CEOs betting big on AI—doubling budgets and risking careers to fund agentic systems. Want to know why this gamble could redefine business.

ai and automation investments

Treating artificial intelligence and automation as strategic investments has become the defining characteristic of executive leadership in 2025, with corporate decision-makers committing unprecedented resources and personal attention to these technologies. The alignment between CIOs and CEOs demonstrates this shift clearly: 46% of CIOs and 43% of CEOs identify increased automation and AI adoption as their top priority over the next five years. This represents a fundamental change in how organizations approach technology transformation.

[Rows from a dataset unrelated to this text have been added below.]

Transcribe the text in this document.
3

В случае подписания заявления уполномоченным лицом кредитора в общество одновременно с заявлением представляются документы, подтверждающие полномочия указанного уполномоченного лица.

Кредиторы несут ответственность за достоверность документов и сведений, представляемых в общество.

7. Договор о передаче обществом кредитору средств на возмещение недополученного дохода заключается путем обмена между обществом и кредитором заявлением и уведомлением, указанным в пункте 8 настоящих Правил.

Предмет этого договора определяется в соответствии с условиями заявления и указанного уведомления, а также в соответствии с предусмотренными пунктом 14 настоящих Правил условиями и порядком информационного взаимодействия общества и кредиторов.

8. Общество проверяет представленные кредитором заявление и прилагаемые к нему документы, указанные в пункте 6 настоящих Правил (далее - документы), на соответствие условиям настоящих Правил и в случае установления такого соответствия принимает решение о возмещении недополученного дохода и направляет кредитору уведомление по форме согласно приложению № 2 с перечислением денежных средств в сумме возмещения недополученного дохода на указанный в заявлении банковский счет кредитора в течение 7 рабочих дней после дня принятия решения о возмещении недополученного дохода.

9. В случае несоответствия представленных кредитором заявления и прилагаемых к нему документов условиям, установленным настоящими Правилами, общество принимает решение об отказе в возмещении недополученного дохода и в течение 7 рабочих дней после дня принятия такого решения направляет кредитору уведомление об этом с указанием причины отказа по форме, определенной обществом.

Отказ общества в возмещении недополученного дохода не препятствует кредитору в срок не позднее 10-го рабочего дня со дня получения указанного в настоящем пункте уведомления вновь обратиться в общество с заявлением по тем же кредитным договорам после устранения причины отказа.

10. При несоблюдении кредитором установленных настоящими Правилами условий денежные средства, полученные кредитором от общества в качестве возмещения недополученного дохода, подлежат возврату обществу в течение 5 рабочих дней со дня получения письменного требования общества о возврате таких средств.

AI and automation have evolved from operational tools to strategic imperatives commanding unprecedented executive commitment and organizational resources in 2025.

CEOs are personally driving AI strategy implementation. Seventy-two percent position themselves as main decision makers on AI strategy, with leading executives dedicating more than eight hours per week to personal AI upskilling. Half of CEOs believe their job depends on successfully implementing AI, creating direct accountability at the highest organizational level. CEOs have committed organizational budgets beyond tech pools to fund AI investments, demonstrating that AI strategy extends beyond IT and innovation teams to reshape overall strategy and operations.

The financial commitment backing these priorities is substantial. Companies plan to double their spending on AI in 2026, increasing from 0.8% to approximately 1.7% of revenues. Tech companies and financial institutions are leading this investment surge, planning to spend about 2% of revenues on AI in 2026. More than 30% of organizations’ AI investments for 2026 are committed specifically to agentic AI—systems that can plan, act, and learn independently.

Investment resilience demonstrates long-term strategic thinking rather than short-term tactical approaches. Ninety-four percent of companies plan to continue investing in AI at current or higher levels even if investments do not generate returns within one year. This patience reflects confidence in eventual outcomes, with four out of five CEOs reporting increased optimism about AI’s ROI potential compared to the previous year. While 27% of executives expect returns within 1–2 years, most recognize that full payback will require a longer horizon, with 37% anticipating returns in 3–5 years.

Expected returns justify this sustained commitment. Approximately 90% of CEOs believe AI agents will produce measurable returns in 2026. Fully embracing agentic AI could release approximately $3 trillion in global productivity gains, equivalent to a 5% improvement in profitability globally. Industry analysts project AI will deliver exponential efficiency improvements of “10x faster and 10x better—delivered at 10x cheaper.” Leadership is selecting specific workflows where AI payoffs can be substantial rather than pursuing broad deployment, ensuring disciplined allocation of resources. A strong ITSM integration strategy that defines service request management and data sharing protocols helps capture those AI-driven productivity gains.